As a joke, someone - perhaps longtime Oaklander Pam Drake, since she took that photo - placed a chair next to the candidates panel with the words "Don Perata" on it. While they also should have had one for Oakland Mayor Ron Dellums, because Dellums is just that he's making his own media just by working at being Mayor, even if the media approach is clumsy at times.
Second, this is the first time in Oakland's post Equal Rights Amendment (1974) history that we've had more than three white guys running than at any time since the 70s: Perata, Greg Harland, Don MacLeay, and while he's of Middle Eastern-decent, demographically still considered white, Joe Tuman. If you count Mayor Dellums, Orlando Johnson, and Dr. Terrance Candell, that's three African American men (so far), two women, Councilmembers Rebecca Kaplan and Jean Quan, with Quan being the only Asian American candidate for Mayor of Oakland.
Overall, this is a great development in Oakland's history of diversity. While someone reading that sentence may laugh, the bet here is they've not been in Oakland longer than 10 years. I've been here since 1974; Lionel Wilson was Oakland's first black Mayor in the late 70s and since then each election has generally had more black candidates than white or any other race or ethnicity.
This one's different.
Third, I resisted this idea of ranking performance of the candidates, but here goes, and to send a message to those at the bottom to do better, and at the top to not get comfortable. From one to nine, Joe Tuman, Rebecca Kaplan, Don MacLeay, Jean Quan, Orlando Johnson, Greg Harland, Terrance Candell, and Don Perata and Mayor Dellums, both who should have been there.
Dr. Candell's a great man and a friend who's video interview with me is live and coming to this blog by Sunday. But his bombastic, theatrical performance totally upset the two women I was sitting next to and they said so in my video - and they were just part of the crowd who didn't like his approach.
Dr. Candell has a great cheering section of people who love him without condition, and that's a beautiful thing. But Terrance is running for Mayor of Oakland, and that means he's got to give the people what they want, or else he loses.
By contrast, Joe Tuman frankly sounds like the best candidate. Again, sounds. The problem with the forum is it's one that's geared to an opinion-centric approach. You have no idea how Tuman's going to handle a complex issue as Mayor from the forum. But Tuman tells it like it is, and has a way of "cutting to the chase" of a problem, and the people in the forum liked that.

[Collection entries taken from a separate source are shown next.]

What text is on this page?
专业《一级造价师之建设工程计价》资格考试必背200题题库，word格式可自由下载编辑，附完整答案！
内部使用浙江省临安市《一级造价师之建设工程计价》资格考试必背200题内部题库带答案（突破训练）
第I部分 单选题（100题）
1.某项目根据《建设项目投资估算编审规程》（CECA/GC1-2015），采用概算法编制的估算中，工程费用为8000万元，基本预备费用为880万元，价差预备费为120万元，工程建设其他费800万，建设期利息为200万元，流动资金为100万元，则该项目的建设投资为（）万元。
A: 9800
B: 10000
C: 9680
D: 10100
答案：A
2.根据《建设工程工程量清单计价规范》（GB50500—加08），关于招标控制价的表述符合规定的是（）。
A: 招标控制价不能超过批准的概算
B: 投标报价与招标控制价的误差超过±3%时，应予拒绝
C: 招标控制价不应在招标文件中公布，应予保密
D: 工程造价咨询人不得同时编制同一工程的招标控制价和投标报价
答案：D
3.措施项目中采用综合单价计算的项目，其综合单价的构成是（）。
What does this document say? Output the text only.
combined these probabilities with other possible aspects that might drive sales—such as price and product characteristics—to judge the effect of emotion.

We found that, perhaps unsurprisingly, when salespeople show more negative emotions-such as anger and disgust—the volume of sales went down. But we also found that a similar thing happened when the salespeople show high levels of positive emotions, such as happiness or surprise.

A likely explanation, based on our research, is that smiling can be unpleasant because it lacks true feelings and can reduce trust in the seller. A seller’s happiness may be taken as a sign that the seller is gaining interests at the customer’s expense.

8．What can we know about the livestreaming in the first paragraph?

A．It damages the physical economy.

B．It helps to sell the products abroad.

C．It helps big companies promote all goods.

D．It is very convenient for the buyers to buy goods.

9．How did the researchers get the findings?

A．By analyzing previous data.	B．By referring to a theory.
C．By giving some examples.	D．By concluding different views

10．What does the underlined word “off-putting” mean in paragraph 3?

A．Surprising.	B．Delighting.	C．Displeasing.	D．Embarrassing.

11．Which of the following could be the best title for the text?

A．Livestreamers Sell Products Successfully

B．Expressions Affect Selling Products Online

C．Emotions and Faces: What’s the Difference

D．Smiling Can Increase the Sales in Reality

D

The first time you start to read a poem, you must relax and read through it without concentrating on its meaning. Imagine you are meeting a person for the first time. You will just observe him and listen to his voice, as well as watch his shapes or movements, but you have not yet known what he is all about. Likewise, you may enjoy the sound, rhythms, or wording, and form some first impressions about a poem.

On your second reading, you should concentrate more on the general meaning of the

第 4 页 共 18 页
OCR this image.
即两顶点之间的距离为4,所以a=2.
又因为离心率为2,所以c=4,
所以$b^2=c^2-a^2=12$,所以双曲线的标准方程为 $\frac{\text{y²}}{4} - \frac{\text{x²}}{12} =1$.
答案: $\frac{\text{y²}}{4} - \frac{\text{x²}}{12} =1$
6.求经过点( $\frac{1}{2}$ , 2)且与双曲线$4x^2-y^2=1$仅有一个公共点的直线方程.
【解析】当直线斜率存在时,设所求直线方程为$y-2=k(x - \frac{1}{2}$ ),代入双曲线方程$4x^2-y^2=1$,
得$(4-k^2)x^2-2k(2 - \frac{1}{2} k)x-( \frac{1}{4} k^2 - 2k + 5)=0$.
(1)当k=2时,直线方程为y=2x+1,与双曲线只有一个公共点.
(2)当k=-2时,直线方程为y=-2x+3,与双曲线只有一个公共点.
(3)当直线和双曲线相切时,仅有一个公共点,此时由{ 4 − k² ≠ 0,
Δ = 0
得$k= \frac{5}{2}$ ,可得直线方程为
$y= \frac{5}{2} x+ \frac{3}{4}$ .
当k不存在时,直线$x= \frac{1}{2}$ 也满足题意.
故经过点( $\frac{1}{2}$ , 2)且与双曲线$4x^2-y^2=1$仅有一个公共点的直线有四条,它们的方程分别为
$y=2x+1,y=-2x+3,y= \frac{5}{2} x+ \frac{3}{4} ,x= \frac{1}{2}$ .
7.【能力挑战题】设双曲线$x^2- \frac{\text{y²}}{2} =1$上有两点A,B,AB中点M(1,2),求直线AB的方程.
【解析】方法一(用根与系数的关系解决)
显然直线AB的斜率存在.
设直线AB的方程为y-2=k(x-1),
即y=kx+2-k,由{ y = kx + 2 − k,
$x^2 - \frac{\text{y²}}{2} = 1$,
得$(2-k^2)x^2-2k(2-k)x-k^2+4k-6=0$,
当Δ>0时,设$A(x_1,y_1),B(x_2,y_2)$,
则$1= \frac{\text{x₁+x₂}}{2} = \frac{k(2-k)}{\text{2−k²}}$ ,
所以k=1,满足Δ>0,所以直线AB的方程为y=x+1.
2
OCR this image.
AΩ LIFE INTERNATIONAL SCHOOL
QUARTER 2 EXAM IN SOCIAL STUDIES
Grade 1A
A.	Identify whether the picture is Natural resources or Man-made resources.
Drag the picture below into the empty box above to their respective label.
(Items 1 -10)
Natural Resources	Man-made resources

Jean Quan has a lot of experience and a big fan base, but she hurt herself by appearing to be too mean. If she wasn't grimacing over what Rebecca Kaplan said on Measure Y, she was not looking at Joe Tuman when he spoke, chosing to wear a "Do I have to sit next to him" look on her face. Councilmember Quan's got to stop this approach. It's not making her look warm and fuzzy; more like someone you'd expect to pull out a Glock.
Rebecca Kaplan did very well and I don't write that because our issue is over. Yep. She apologized and that's enough for me. But even if Kaplan had not, this blogger would be forced by sheer honesty to give her an affirmative nod. Rebecca was particularly clear and intelligent in her knowledge of programs available to help curb the sex trafficking problem - the first question of the forum.
What hurts Rebecca Kaplan just a bit is her quasi-support for the gang injunction issue, saying she would take action to "to make sure that we're not criminalizing" people of color, is a way of admitting the policy does just that.
Don MacLeay and Orlando Johnson did well by not trying to parrot answers or come up with new, novel ones that might get them into trouble. Both stated where he was coming from openly, in opposing the gang injunction and in general giving simple, direct answers. Where both Don and Orlando can improve is in his overall explanation of his knowledge of the tools available to the Mayor of Oakland.
Greg Harland is a great person. A kind man. But he makes statements regarding those less fortunate that make one cringe. He told a story about a fight that he said he witnessed, then broke up a week ago. The way he delivered the story made him sound like the "white night" flying it to break things up between minority youth because he was identified as "the Mayor." Harland's take didn't go over well with the crowd.
In general, the people running for Mayor of Oakland present a good, strong group that gave the packed Lakeshore Baptist Church crowd an excellent discussion on the problems of Oakland and how they would address them. Not bad.